Just as my social media profiles bluntly assert, I am an individual aged 24 coming from Romania, I am very much into books and cultural products in general, like to travel a lot, but most importantly for networks and their critical mass and even for me when trying to position myself on a map of professional and personal evolution, I am a graduate student, a social scientist-to-be.
Generally, I am ambitious and self-motivated to do things well and to outperform myself, to learn fast and faster. I have always been in the top 5% of my class, but mostly as a result of conformity and self-discipline. I always, unconsciously, knew I have to get somewhere. Which is why I tend to compare myself with who I was at a certain point in my past and with others in order to keep a record of where I am on the road to …? And that precisely is my dilemma: on the road to what?
After obtaining a BA in Communication and PR I started to analyze what I had been doing those years and what was it that I wanted to do next. Once you graduate from university, people expect you to jump right into the market. It turned out the field simply did not suit me, for reasons it would take too long to enumerate here. I figured a large part of my problem would be solved if I could just find what I really liked. So I decided, based on my extra-curricular activity, the fact that I was always being recruited by professors to work on projects, as well as based on the role models I have that I want to be a researcher, preferably an academic one, in political science.
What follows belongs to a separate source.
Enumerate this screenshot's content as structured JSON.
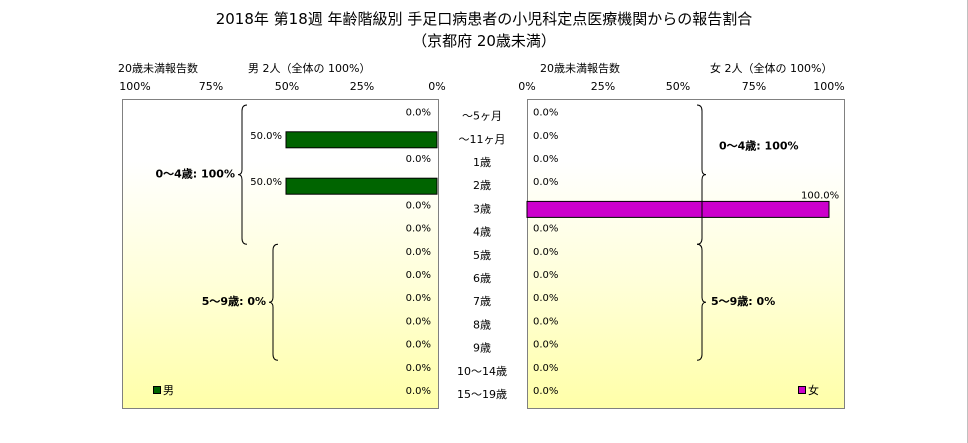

I learned how to analyze and integrate social data, I went to conferences, got in touch with scientific communities, wrote a nice MA thesis, but to be able to, for example, find out the calculus of voting, it takes decades and you risk of ending up being mediocre. Anyway, embarking on that means I would have to get a PhD, start writing seriously and most importantly, publish! But like probably most things in life, I find out this is damn hard. Especially if your standard for achievement is so high not even your professors meet it. So go find other models and an educational system that can push you where you think you want to be pushed. But that means calculating chances of getting in a prestigious university, competing with other people who in your mind are much brighter than you, and leaving behind other intimate aspirations. That is where I am now, attempting to make a decision: either being nothing but a professional with all my engines on and what I call home – the people I love, my hobbies and a comfortable life in which I perform little less than expected.
In the meantime, I try to get around this using intermediate channels – voluntary work, internships – and building other types of experiences and relationships with work. But none of them are long term, so it is still me who has to decide eventually. No matter how adulthood will turn out, I hope my transition will be a worthy one, but as seen through my own eyes and not the lens of a society based on all sorts of criteria – status, money etc. My criteria at present is peacefulness of mind – a satisfactory balance between what I could have done and what I eventually did, with all compromises and regrets involved. Why aiming for that result? Because my mind wanders too much, I feel like I have to factor in all sorts of variables – personal aspirations, family background, societal context, opportunities, skills and experience I already accumulated and would not want to throw off the window for the UNKNOWN… and that for me is the sweetness and sourness of transition. But at a certain point in life what I want is to only keep the sweetness and let go of sourness.
Finally, I think this writing exercise is challenging because it requires introspection. Nonetheless, its effects can be highly rewarding because once you are done with it (the writing, that is, not the rest of it) you feel like you can officially begin to look for wonderful resources to help you learn how to make choices. I am here to do just that.